DATA STORAGE INFORMATION FROM EDITH HOPE CHAVULA(MLIS0225).
Data
Storage
Digital
curation is the continuous process of managing, preserving, and adding value to
digital assets throughout their lifecycle (Harvey & Bastian, 2020). A
critical phase within this lifecycle is data storage, which involves
maintaining digital objects in a secure, stable, and retrievable environment
(Digital Curation Centre, 2021). According to Higgins (2018), proper storage
ensures data integrity, prevents unauthorised access, and mitigates the risk of
long-term bit rot. Organisations and individuals must align their storage
practices with established international standards, such as ISO 14721, to
guarantee that information remains accessible and authentic over time
(International Organization for Standardisation 2012).
Types of data storage, challenges and
solutions
To balance performance and budget, modern
organizations deploy block, object, and file storage architectures (El-Haddad
et al., 2022).
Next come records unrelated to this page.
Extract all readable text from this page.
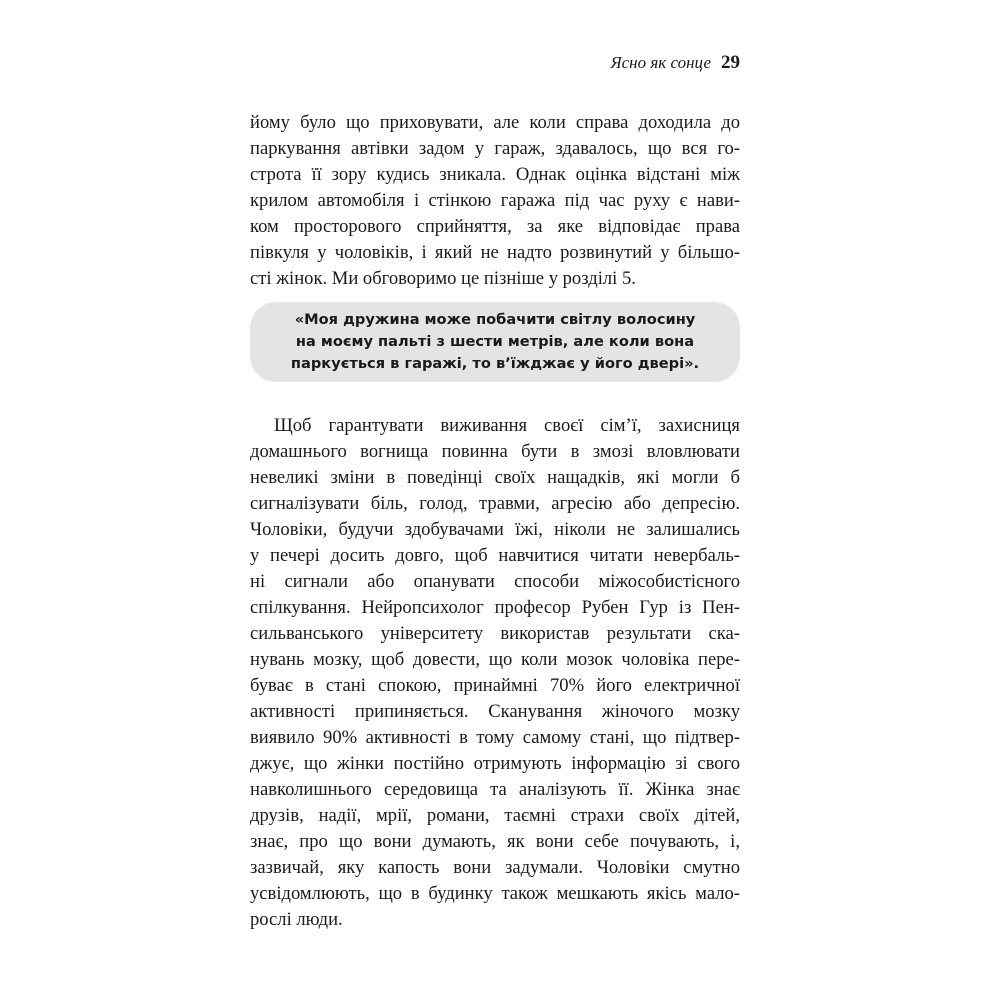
Ясно як сонце 29

йому було що приховувати, але коли справа доходила до
паркування автівки задом у гараж, здавалось, що вся го-
строта її зору кудись зникала. Однак оцінка відстані між
крилом автомобіля і стінкою гаража під час руху є нави-
ком просторового сприйняття, за яке відповідає права
півкуля у чоловіків, і який не надто розвинутий у більшо-
сті жінок. Ми обговоримо це пізніше у розділі 5.

«Моя дружина може побачити світлу волосину
на моєму пальті з шести метрів, але коли вона
паркується в гаражі, то в’їжджає у його двері».

Щоб гарантувати виживання своєї сім’ї, захисниця
домашнього вогнища повинна бути в змозі вловлювати
невеликі зміни в поведінці своїх нащадків, які могли б
сигналізувати біль, голод, травми, агресію або депресію.
Чоловіки, будучи здобувачами їжі, ніколи не залишались
у печері досить довго, щоб навчитися читати невербаль-
ні сигнали або опанувати способи міжособистісного
спілкування. Нейропсихолог професор Рубен Гур із Пен-
сильванського університету використав результати ска-
нувань мозку, щоб довести, що коли мозок чоловіка пере-
буває в стані спокою, принаймні 70% його електричної
активності припиняється. Сканування жіночого мозку
виявило 90% активності в тому самому стані, що підтвер-
джує, що жінки постійно отримують інформацію зі свого
навколишнього середовища та аналізують її. Жінка знає
друзів, надії, мрії, романи, таємні страхи своїх дітей,
знає, про що вони думають, як вони себе почувають, і,
зазвичай, яку капость вони задумали. Чоловіки смутно
усвідомлюють, що в будинку також мешкають якісь мало-
рослі люди.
High-performance block such as storage Amazon Elastic Block
Store (EBS), Google Cloud Persistent Disk, and physical Storage Area Networks
(SANs) isolates data into raw pieces for ultra-low latency databases; however,
it suffers from high costs and metadata limitations, which enterprises solve
using automated data tiering and virtualization pools (El-Haddad et al., 2022).
Conversely, infinitely scalable object storage such
as Amazon Simple Storage Service (S3), Azure Blob Storage, and Google Cloud Storage,
uses a flat namespace and rich metadata tags to host massive unstructured data
lakes (GeeksforGeeks, 2026). While object storage faces read/write latency and
lacks incremental file editing capabilities, organizations resolve these
bottlenecks by adopting high-throughput all-flash arrays and edge-caching
delivery networks (GeeksforGeeks, 2026).
Finally, hierarchical file storage seen in
Network-Attached Storage (NAS) devices, local hard drives, and shared network
directories. offers intuitive folder navigation for office collaboration (Red
Hat, 2018). Because file systems experience severe performance degradation and
scaling bottlenecks as data volumes expand, modern enterprises deploy hybrid
cloud file systems that continuously synchronize local network hardware with
infinite cloud repositories (Red Hat, 2018).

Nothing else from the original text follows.